川田氏は、知的障害者が自立するのを妨げているのは、両親(及び周辺)の保護にあると考え、障害者自らが生き抜くための力をつけさせるため、変化に富んだ山の斜面で、身体を動かしながら働く作業や生活を通じ機能訓練をはかることを考えます。そして、自然な中で、ひもじさに耐えたあとの食事のうまさ、暑さ・寒さに耐えたあとの涼しさと暖かさ、疲れたあとの休息、空腹を耐えたあとの食べる喜び等、生きることの喜びを身体を通して味わうことのできる生活の中から、自らの情緒を安定させ、やる気をつける。身体を動かし、汗を流して働くことをなによりも大切にするということを、生徒にたたきこみました。
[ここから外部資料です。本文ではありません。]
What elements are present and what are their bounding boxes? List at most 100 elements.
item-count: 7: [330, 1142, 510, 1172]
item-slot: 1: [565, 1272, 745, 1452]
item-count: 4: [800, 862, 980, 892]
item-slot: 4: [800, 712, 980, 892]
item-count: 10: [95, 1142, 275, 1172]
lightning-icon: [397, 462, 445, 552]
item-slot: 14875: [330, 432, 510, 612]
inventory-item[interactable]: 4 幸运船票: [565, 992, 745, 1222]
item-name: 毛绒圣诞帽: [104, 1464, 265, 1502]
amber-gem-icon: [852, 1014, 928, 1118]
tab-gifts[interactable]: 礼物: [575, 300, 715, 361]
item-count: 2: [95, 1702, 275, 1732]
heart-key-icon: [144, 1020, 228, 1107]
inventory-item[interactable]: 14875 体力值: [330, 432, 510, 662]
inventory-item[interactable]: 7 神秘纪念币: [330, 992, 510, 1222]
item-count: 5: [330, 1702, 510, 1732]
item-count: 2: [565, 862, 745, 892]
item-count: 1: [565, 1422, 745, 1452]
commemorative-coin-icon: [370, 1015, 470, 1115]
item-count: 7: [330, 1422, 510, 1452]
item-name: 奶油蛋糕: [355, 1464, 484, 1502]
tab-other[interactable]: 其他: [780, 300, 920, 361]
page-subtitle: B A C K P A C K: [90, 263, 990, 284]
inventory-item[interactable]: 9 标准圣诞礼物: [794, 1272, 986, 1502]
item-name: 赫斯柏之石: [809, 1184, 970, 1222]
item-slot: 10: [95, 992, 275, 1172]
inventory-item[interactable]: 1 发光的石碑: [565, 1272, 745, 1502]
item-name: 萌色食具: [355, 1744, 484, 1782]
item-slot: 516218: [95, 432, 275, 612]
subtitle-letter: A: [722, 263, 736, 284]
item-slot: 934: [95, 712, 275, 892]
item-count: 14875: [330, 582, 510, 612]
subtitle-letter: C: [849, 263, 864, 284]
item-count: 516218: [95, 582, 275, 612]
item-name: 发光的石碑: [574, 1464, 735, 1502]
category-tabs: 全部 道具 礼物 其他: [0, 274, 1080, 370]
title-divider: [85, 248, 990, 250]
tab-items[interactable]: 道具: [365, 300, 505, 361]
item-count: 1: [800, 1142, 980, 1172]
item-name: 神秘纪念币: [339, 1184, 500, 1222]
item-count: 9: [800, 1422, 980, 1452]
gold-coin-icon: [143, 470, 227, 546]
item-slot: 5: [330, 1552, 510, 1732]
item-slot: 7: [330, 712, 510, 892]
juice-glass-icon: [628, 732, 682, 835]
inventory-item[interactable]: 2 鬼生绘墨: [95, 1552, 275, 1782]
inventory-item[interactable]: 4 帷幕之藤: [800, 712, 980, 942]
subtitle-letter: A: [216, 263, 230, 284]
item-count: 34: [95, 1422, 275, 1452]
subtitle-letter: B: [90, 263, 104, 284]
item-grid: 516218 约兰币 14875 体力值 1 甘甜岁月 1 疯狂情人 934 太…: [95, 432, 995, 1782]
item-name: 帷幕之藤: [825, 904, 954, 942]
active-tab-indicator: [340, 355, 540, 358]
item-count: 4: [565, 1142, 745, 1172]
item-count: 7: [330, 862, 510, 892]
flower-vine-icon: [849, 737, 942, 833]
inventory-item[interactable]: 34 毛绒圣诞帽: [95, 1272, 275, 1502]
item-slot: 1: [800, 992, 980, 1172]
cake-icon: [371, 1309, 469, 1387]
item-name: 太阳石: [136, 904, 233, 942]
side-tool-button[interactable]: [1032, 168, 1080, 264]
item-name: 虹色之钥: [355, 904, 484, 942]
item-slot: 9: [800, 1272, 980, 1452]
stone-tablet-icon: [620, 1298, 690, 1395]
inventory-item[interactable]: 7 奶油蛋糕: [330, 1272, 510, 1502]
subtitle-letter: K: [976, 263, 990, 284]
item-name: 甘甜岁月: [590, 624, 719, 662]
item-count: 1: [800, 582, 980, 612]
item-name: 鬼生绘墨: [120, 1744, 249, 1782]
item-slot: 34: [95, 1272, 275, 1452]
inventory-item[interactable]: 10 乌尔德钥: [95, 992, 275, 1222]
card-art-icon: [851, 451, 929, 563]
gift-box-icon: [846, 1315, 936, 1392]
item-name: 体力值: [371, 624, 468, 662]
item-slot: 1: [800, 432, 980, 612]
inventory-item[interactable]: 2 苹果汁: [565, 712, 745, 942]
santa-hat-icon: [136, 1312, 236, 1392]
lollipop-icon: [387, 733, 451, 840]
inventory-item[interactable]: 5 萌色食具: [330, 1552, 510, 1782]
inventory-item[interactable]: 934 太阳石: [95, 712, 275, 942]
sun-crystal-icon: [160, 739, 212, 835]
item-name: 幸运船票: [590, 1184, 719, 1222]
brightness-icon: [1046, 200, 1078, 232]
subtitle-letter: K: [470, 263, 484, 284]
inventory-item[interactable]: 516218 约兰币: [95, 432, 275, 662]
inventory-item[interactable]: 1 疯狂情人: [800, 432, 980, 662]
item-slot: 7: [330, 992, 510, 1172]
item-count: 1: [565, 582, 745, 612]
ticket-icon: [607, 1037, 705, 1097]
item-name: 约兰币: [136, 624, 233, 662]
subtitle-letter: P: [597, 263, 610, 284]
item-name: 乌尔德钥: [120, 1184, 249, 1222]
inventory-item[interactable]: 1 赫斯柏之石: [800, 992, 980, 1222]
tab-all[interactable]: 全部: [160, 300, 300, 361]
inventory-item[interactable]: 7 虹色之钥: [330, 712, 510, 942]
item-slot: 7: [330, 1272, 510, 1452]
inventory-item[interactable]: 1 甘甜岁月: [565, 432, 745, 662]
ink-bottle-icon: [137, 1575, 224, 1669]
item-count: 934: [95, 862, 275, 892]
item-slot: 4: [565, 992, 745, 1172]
当初は、周囲から厳しすぎるという指摘もあったものの、見るからに知的障害者が生き生きと作業し、またたくましくなっていくのを見て、感謝し涙を流す両親が数多くいたそうです。

その後、社会福祉法人には葡萄をワインにするための果実酒製造免許が下付されないため、まず1980年に川田昇氏の考えに賛同する父兄たちにより有限会社が設立され、1984年に酒類製造免許を得てワイン製造を始めたそうです。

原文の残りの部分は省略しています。